Question

1. a baseball diamond is a square with side 90 ft. a batter hits the ball and runs to first base with a speed of 24 ft/s. at what rate is his distance from second base decreasing when he is halfway to first base?

Explanation:

Step1: Set up the variables

Let $x$ be the distance of the batter from home - plate. The side - length of the square baseball diamond is $a = 90$ ft. By the Pythagorean theorem, the distance $y$ from the batter to second base is $y=\sqrt{(90)^2+(90 - x)^2}=\sqrt{8100+(90 - x)^2}$.

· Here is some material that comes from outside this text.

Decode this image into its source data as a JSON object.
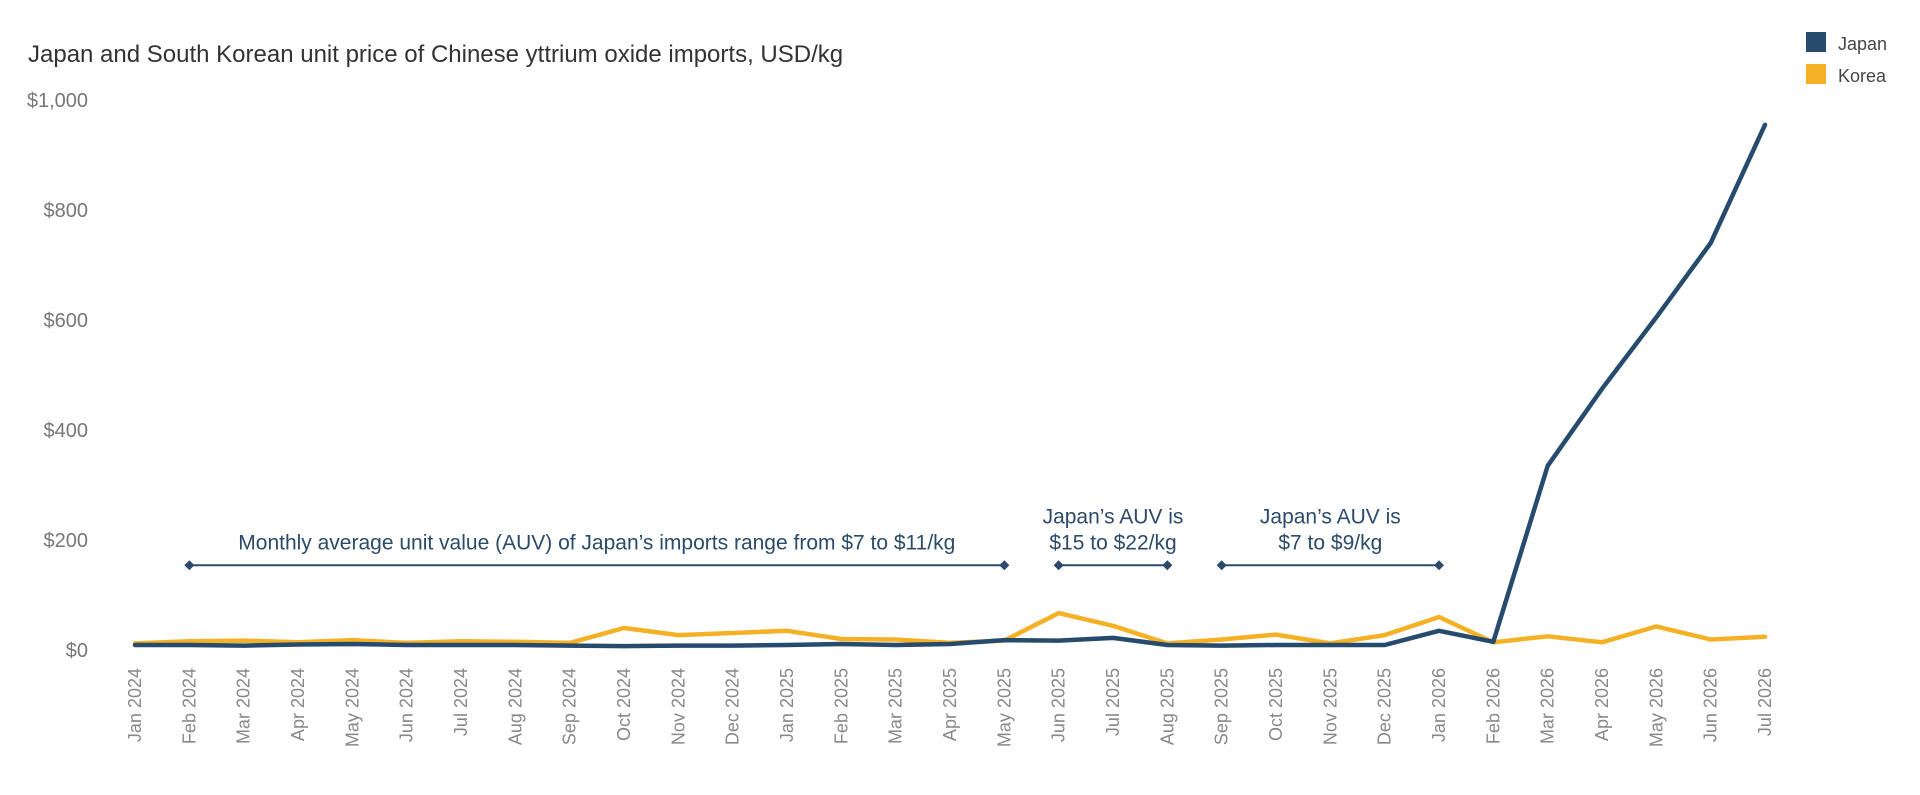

Step2: Differentiate with respect to time $t$

Using the chain - rule, $\frac{dy}{dt}=\frac{1}{2\sqrt{8100+(90 - x)^2}}\times2(90 - x)(-1)\frac{dx}{dt}=\frac{-(90 - x)}{\sqrt{8100+(90 - x)^2}}\frac{dx}{dt}$.

Step3: Determine the values of $x$ and $\frac{dx}{dt}$

The batter runs to first base with a speed of $\frac{dx}{dt}=24$ ft/s. When the batter is halfway to first base, $x = 45$ ft.

Step4: Substitute the values into the derivative formula

Substitute $x = 45$ ft and $\frac{dx}{dt}=24$ ft/s into the formula for $\frac{dy}{dt}$.
\[

$$\begin{align*} \frac{dy}{dt}&=\frac{-(90 - 45)}{\sqrt{8100+(90 - 45)^2}}\times24\\ &=\frac{-45}{\sqrt{8100 + 2025}}\times24\\ &=\frac{-45}{\sqrt{10125}}\times24\\ &=\frac{-45}{100.62}\times24\\ &=\frac{-45\times24}{100.62}\\ &=\frac{-1080}{100.62}\approx - 10.73\text{ ft/s} \end{align*}$$

\]
The negative sign indicates that the distance $y$ is decreasing.

Answer:

The rate at which the distance from the batter to second base is decreasing is approximately $10.73$ ft/s.